Here is an example of how to use BigQuery ML on a public dataset to create a logistic regression model to predict whether a user will click on an ad:
# Import the BigQuery ML library
from google.cloud import bigquery
from google.cloud.bigquery import Model
# Get the dataset and table
dataset = bigquery.Dataset("bigquery-public-data.samples.churn")

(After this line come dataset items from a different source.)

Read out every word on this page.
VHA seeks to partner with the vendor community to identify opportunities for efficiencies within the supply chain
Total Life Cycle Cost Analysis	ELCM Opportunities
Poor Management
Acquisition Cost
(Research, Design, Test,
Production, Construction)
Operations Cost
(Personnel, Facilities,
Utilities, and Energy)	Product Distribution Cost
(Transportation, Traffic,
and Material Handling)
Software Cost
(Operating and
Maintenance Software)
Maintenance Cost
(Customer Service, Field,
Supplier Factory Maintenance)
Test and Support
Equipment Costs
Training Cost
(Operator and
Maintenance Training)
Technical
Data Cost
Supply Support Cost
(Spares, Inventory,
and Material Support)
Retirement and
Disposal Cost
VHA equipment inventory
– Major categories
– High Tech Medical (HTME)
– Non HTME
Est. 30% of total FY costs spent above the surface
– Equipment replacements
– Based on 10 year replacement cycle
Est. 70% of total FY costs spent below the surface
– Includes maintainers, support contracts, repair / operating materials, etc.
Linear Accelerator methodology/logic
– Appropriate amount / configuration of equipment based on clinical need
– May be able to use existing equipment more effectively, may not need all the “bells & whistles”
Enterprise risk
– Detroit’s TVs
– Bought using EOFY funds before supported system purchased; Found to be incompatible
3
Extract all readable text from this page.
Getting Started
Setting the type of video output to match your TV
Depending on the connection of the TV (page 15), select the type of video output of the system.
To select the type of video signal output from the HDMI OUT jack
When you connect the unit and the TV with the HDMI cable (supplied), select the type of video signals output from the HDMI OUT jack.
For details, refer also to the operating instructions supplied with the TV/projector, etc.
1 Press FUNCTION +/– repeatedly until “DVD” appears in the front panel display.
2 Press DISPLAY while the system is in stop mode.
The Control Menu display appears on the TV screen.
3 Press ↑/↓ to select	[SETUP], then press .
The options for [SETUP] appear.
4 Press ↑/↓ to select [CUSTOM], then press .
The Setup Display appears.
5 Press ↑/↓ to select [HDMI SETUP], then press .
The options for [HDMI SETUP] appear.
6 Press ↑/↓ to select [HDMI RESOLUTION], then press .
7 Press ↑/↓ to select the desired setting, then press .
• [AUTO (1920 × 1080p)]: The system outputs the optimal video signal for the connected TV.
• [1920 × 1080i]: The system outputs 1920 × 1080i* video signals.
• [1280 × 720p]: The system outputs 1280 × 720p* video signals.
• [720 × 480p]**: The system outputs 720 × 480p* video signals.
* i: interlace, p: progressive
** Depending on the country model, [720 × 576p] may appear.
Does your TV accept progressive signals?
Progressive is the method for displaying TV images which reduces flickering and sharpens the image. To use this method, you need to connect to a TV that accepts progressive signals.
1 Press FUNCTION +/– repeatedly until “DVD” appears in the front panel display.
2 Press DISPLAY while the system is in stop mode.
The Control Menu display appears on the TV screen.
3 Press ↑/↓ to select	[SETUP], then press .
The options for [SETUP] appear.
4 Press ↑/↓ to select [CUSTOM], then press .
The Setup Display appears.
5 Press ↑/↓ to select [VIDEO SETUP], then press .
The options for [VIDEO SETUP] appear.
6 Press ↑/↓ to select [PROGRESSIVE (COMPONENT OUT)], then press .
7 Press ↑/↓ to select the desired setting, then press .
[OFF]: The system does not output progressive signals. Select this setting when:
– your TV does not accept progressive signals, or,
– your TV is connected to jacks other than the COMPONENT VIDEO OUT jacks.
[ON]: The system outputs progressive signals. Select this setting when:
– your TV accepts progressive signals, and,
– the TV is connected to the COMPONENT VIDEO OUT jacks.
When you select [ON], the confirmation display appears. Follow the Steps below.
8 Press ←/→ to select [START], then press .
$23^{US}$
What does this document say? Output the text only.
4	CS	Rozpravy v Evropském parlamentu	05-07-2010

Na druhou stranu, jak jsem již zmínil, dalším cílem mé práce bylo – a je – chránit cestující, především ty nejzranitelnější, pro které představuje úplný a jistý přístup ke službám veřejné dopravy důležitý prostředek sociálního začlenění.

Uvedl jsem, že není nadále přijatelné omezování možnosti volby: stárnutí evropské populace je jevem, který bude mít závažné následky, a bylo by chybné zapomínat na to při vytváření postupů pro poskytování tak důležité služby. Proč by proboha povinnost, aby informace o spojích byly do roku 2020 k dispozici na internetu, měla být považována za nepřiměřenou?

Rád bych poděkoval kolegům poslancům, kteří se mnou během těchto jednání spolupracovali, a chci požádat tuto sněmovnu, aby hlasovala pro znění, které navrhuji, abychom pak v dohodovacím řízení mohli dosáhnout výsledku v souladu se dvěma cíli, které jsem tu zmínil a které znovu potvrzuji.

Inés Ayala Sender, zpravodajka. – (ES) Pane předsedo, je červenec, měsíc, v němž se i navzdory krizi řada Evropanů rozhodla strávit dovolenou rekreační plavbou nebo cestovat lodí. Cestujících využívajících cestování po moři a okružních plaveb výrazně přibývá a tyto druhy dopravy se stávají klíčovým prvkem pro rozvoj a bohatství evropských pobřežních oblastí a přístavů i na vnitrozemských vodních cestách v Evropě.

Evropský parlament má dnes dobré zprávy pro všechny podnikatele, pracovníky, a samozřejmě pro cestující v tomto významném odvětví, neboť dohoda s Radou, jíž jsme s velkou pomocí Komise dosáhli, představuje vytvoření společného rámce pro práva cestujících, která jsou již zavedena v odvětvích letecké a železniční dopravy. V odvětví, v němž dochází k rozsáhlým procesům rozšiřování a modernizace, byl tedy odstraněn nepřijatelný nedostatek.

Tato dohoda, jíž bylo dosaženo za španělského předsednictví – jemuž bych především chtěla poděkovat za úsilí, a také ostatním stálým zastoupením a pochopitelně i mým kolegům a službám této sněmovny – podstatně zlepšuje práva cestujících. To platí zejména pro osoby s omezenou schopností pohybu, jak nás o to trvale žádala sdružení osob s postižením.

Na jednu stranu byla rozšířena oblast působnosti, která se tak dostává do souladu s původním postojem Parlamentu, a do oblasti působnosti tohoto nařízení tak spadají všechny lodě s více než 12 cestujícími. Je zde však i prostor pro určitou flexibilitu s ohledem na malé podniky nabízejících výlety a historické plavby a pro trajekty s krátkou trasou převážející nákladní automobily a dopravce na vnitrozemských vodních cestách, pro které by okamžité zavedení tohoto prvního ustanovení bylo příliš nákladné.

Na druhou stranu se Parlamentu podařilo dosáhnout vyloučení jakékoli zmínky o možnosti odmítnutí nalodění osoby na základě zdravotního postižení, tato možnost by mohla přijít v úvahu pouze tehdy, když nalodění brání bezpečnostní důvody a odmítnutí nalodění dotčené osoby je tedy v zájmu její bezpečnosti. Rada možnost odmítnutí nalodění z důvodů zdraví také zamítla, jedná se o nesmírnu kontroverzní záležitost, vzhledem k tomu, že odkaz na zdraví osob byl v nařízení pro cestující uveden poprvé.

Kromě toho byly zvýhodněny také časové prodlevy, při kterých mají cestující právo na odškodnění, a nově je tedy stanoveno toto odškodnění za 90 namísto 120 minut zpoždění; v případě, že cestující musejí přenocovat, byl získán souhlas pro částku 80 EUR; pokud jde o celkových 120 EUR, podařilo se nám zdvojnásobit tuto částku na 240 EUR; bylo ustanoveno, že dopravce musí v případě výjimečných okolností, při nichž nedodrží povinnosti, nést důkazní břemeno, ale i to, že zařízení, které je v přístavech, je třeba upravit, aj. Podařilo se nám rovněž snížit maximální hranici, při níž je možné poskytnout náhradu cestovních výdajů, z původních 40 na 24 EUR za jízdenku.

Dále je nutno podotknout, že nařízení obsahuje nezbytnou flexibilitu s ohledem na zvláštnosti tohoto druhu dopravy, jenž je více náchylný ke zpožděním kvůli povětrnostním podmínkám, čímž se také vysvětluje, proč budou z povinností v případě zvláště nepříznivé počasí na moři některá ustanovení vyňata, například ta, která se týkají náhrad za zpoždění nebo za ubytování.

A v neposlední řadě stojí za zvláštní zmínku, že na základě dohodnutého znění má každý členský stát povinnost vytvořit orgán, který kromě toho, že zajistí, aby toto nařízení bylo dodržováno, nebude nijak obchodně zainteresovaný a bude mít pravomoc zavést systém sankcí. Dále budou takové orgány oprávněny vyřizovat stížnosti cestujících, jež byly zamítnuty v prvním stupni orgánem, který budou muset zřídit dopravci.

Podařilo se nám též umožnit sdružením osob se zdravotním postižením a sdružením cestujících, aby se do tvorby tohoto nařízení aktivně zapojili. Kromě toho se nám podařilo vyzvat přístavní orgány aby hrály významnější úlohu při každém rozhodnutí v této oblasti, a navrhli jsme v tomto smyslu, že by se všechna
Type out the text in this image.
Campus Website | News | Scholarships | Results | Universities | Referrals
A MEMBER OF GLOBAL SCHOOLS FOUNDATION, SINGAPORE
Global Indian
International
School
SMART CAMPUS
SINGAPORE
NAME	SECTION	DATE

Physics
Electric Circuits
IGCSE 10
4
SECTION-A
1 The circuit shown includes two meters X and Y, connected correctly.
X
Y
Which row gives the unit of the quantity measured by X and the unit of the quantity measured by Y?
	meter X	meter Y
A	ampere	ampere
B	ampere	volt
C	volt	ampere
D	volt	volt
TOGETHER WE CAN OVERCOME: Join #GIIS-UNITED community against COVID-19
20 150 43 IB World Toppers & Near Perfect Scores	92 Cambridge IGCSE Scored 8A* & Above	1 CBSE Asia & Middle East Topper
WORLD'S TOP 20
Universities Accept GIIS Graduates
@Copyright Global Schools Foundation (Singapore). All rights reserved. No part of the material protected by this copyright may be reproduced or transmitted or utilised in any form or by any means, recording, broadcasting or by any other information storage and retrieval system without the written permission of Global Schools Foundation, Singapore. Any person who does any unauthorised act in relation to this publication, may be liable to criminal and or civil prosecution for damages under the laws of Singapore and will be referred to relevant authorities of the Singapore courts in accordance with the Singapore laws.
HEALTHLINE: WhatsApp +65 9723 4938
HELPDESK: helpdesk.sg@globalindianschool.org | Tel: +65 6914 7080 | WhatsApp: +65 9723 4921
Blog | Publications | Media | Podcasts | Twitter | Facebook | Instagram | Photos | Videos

table = dataset.table("churn")
# Create a model
model = Model('my_model',
model_type='logistic_regression',
input_label_column='churn',
input_features_columns=['tenure', 'contract', 'monthly_charges'])
# Train the model
model.train(table)
# Make a prediction
prediction = model.predict(STRUCT(tenure=12, contract='month-to-month', monthly_charges=100))
# Print the prediction
print(prediction)
This code will first create a logistic regression model named my_model
. The model will be trained on a public dataset called bigquery-public-data.samples.churn
. The churn
dataset contains data about customer churn, with the churn
column indicating whether a customer has churned. The tenure
, contract
, and monthly_charges
columns are the input features columns.
Once the model is trained, the code will then use the model to make a prediction about whether a user with 12 months of tenure, a month-to-month contract, and monthly charges of $100 will churn. The prediction will be stored in the prediction
variable.
To run this code, you will need to have a BigQuery account and have enabled the BigQuery ML API. You can then run the code in the BigQuery console or in a Jupyter notebook.
Once you have run the code, you will see the prediction. The prediction will be a boolean value, indicating whether the user is predicted to churn or not.